Education also has a crucial role to play in building the workforce for a new, greener economy. Absent much greater progress on education, there will be no chance of reaching net zero. What we teach matters. Education influences the knowledge, values and behavior of all individuals in our societies, and builds the skills of current and future leaders.
Research suggests that individual behavior changes in food and waste, agriculture, transport, and heating can reduce 20-37% of emissions (~390-730GT); early studies also suggest that students who learn about climate action influence not just their own choices, but their families’ and communities’ as well.
Education systems should urgently empower young people with the knowledge, skills and mindset to act on climate in their families and communities: 85% of youth globally believe they have a responsibility to tackle climate change, but over 40% are unsure of how to have an impact.
We commit to compulsory, assessed climate education that is linked to civic engagement. It should become as fundamental as teaching reading and writing. We will integrate and embed climate literacy across all grade levels and disciplines with the necessary teacher training and support.

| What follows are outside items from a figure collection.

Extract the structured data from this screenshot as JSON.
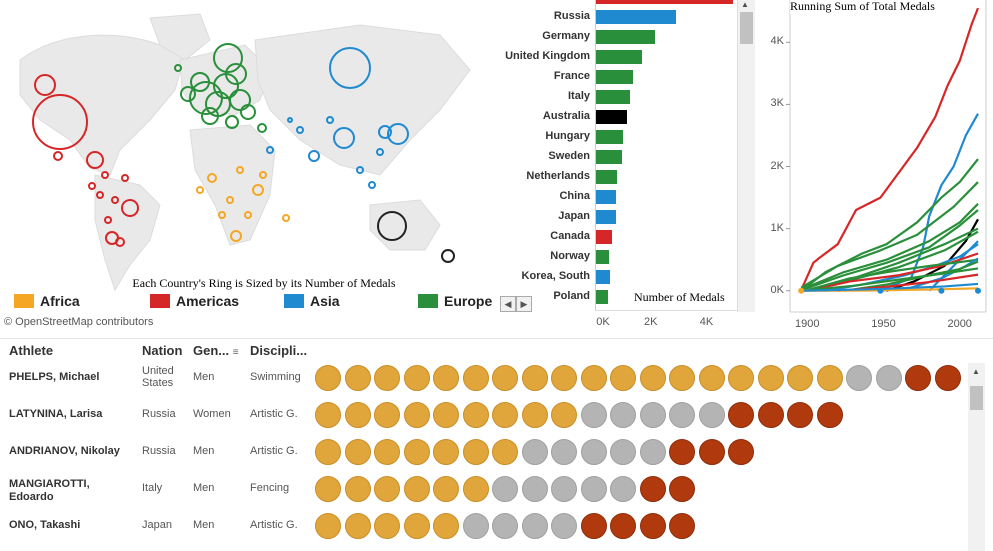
{
  "map": {
    "caption": "Each Country's Ring is Sized by its Number of Medals",
    "attribution": "© OpenStreetMap contributors",
    "legend": [
      {
        "label": "Africa",
        "color": "#f5a623"
      },
      {
        "label": "Americas",
        "color": "#d62728"
      },
      {
        "label": "Asia",
        "color": "#1f8ad0"
      },
      {
        "label": "Europe",
        "color": "#2a8f3a"
      }
    ],
    "scroll_left": "◀",
    "scroll_right": "▶"
  },
  "chart_data": [
    {
      "type": "bar",
      "orientation": "horizontal",
      "measure_label": "Number of Medals",
      "categories": [
        "Russia",
        "Germany",
        "United Kingdom",
        "France",
        "Italy",
        "Australia",
        "Hungary",
        "Sweden",
        "Netherlands",
        "China",
        "Japan",
        "Canada",
        "Norway",
        "Korea, South",
        "Poland"
      ],
      "values": [
        2900,
        2150,
        1700,
        1350,
        1250,
        1150,
        1000,
        980,
        800,
        750,
        760,
        600,
        500,
        520,
        470
      ],
      "colors": [
        "#1f8ad0",
        "#2a8f3a",
        "#2a8f3a",
        "#2a8f3a",
        "#2a8f3a",
        "#000000",
        "#2a8f3a",
        "#2a8f3a",
        "#2a8f3a",
        "#1f8ad0",
        "#1f8ad0",
        "#d62728",
        "#2a8f3a",
        "#1f8ad0",
        "#2a8f3a"
      ],
      "xticks": [
        "0K",
        "2K",
        "4K"
      ],
      "xlim": [
        0,
        5200
      ]
    },
    {
      "type": "line",
      "title": "Running Sum of Total Medals",
      "yticks": [
        "0K",
        "1K",
        "2K",
        "3K",
        "4K"
      ],
      "xticks": [
        "1900",
        "1950",
        "2000"
      ],
      "xlim": [
        1890,
        2012
      ],
      "ylim": [
        -100,
        4600
      ],
      "series": [
        {
          "color": "#d62728",
          "x": [
            1896,
            1904,
            1908,
            1920,
            1932,
            1948,
            1960,
            1972,
            1984,
            1992,
            2000,
            2008,
            2012
          ],
          "y": [
            10,
            450,
            530,
            750,
            1300,
            1500,
            1900,
            2300,
            2800,
            3300,
            3700,
            4300,
            4550
          ]
        },
        {
          "color": "#1f8ad0",
          "x": [
            1952,
            1968,
            1976,
            1980,
            1988,
            1996,
            2004,
            2012
          ],
          "y": [
            50,
            200,
            700,
            1200,
            1700,
            2000,
            2500,
            2850
          ]
        },
        {
          "color": "#2a8f3a",
          "x": [
            1896,
            1912,
            1936,
            1952,
            1972,
            1988,
            2000,
            2012
          ],
          "y": [
            0,
            300,
            600,
            750,
            1100,
            1500,
            1750,
            2120
          ]
        },
        {
          "color": "#2a8f3a",
          "x": [
            1896,
            1920,
            1948,
            1972,
            1996,
            2012
          ],
          "y": [
            50,
            400,
            650,
            900,
            1350,
            1750
          ]
        },
        {
          "color": "#2a8f3a",
          "x": [
            1896,
            1924,
            1952,
            1980,
            2000,
            2012
          ],
          "y": [
            20,
            300,
            500,
            800,
            1100,
            1400
          ]
        },
        {
          "color": "#2a8f3a",
          "x": [
            1896,
            1924,
            1952,
            1980,
            2000,
            2012
          ],
          "y": [
            10,
            250,
            450,
            700,
            1050,
            1300
          ]
        },
        {
          "color": "#000000",
          "x": [
            1952,
            1970,
            1990,
            2004,
            2012
          ],
          "y": [
            0,
            150,
            400,
            800,
            1150
          ]
        },
        {
          "color": "#2a8f3a",
          "x": [
            1900,
            1930,
            1960,
            1990,
            2012
          ],
          "y": [
            0,
            200,
            450,
            750,
            1000
          ]
        },
        {
          "color": "#2a8f3a",
          "x": [
            1900,
            1930,
            1960,
            1990,
            2012
          ],
          "y": [
            0,
            180,
            380,
            650,
            950
          ]
        },
        {
          "color": "#1f8ad0",
          "x": [
            1980,
            1992,
            2004,
            2012
          ],
          "y": [
            0,
            300,
            600,
            800
          ]
        },
        {
          "color": "#1f8ad0",
          "x": [
            1912,
            1936,
            1964,
            1984,
            2000,
            2012
          ],
          "y": [
            0,
            100,
            250,
            400,
            550,
            750
          ]
        },
        {
          "color": "#d62728",
          "x": [
            1900,
            1928,
            1960,
            1988,
            2012
          ],
          "y": [
            0,
            150,
            250,
            400,
            600
          ]
        },
        {
          "color": "#2a8f3a",
          "x": [
            1900,
            1928,
            1952,
            1980,
            2012
          ],
          "y": [
            10,
            200,
            300,
            400,
            500
          ]
        },
        {
          "color": "#1f8ad0",
          "x": [
            1948,
            1968,
            1988,
            2004,
            2012
          ],
          "y": [
            0,
            50,
            200,
            400,
            520
          ]
        },
        {
          "color": "#2a8f3a",
          "x": [
            1924,
            1952,
            1980,
            2000,
            2012
          ],
          "y": [
            0,
            100,
            250,
            350,
            470
          ]
        },
        {
          "color": "#2a8f3a",
          "x": [
            1896,
            1930,
            1960,
            1990,
            2012
          ],
          "y": [
            0,
            80,
            180,
            280,
            360
          ]
        },
        {
          "color": "#d62728",
          "x": [
            1920,
            1950,
            1980,
            2012
          ],
          "y": [
            0,
            60,
            140,
            260
          ]
        },
        {
          "color": "#f5a623",
          "x": [
            1896,
            1940,
            1980,
            2012
          ],
          "y": [
            0,
            5,
            20,
            40
          ]
        },
        {
          "color": "#1f8ad0",
          "x": [
            1896,
            1950,
            1990,
            2012
          ],
          "y": [
            0,
            30,
            70,
            110
          ]
        }
      ]
    }
  ],
  "table": {
    "headers": {
      "athlete": "Athlete",
      "nation": "Nation",
      "gender": "Gen...",
      "discipline": "Discipli..."
    },
    "rows": [
      {
        "athlete": "PHELPS, Michael",
        "nation": "United States",
        "gender": "Men",
        "discipline": "Swimming",
        "gold": 18,
        "silver": 2,
        "bronze": 2
      },
      {
        "athlete": "LATYNINA, Larisa",
        "nation": "Russia",
        "gender": "Women",
        "discipline": "Artistic G.",
        "gold": 9,
        "silver": 5,
        "bronze": 4
      },
      {
        "athlete": "ANDRIANOV, Nikolay",
        "nation": "Russia",
        "gender": "Men",
        "discipline": "Artistic G.",
        "gold": 7,
        "silver": 5,
        "bronze": 3
      },
      {
        "athlete": "MANGIAROTTI, Edoardo",
        "nation": "Italy",
        "gender": "Men",
        "discipline": "Fencing",
        "gold": 6,
        "silver": 5,
        "bronze": 2
      },
      {
        "athlete": "ONO, Takashi",
        "nation": "Japan",
        "gender": "Men",
        "discipline": "Artistic G.",
        "gold": 5,
        "silver": 4,
        "bronze": 4
      }
    ]
  },
  "colors": {
    "gold": "#e1a63b",
    "silver": "#b4b4b4",
    "bronze": "#b03a0e"
  }
}
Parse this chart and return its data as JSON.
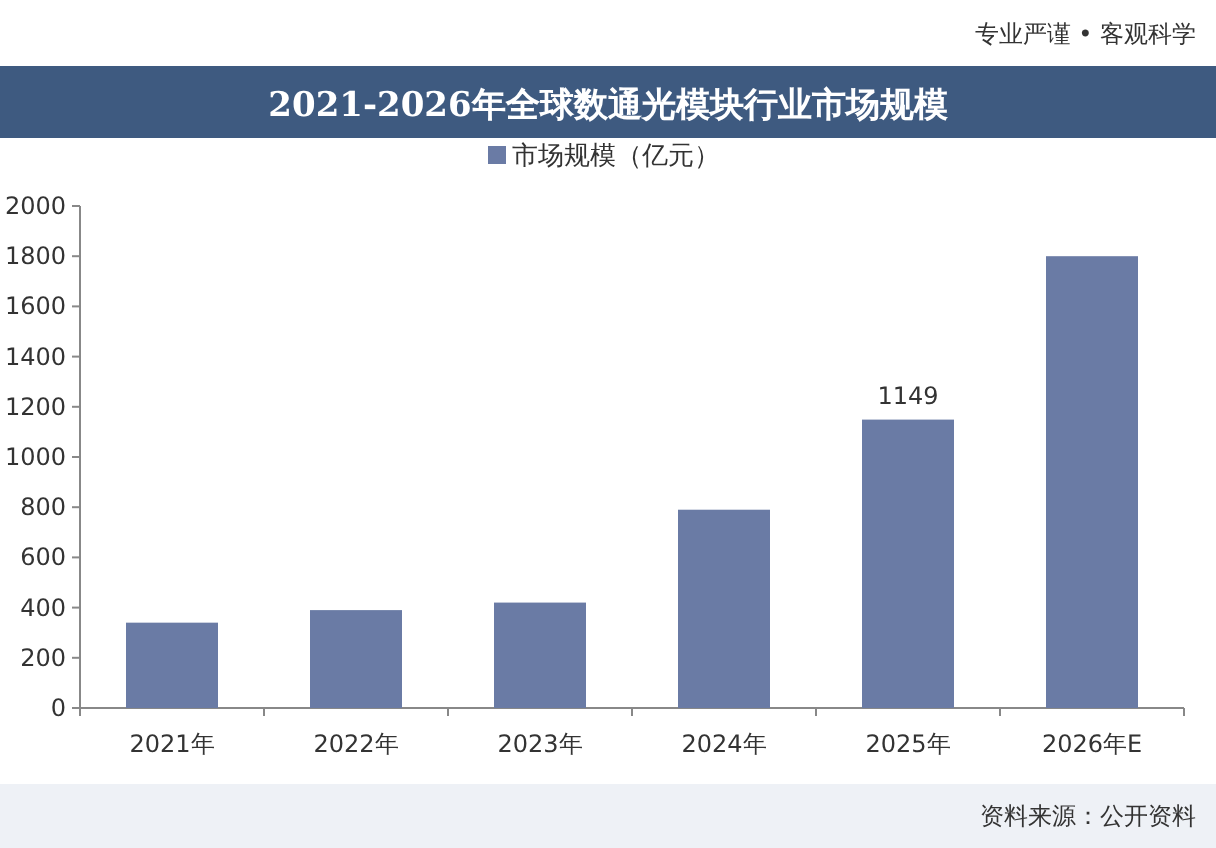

Beyond the direct teaching of climate education, we commit in parallel to enabling young people, especially those in vulnerable and historically marginalized groups that stand to lose the most in the climate crisis, with the skills and support to thrive in a greener world.
Together these efforts will create the first generation of truly climate literate and civically active citizens who will be able to make environmentally informed choices about how they live, work, and participate in government, and become the climate literate workforce needed to build a new, stronger, and more sustainable 21st-century economy.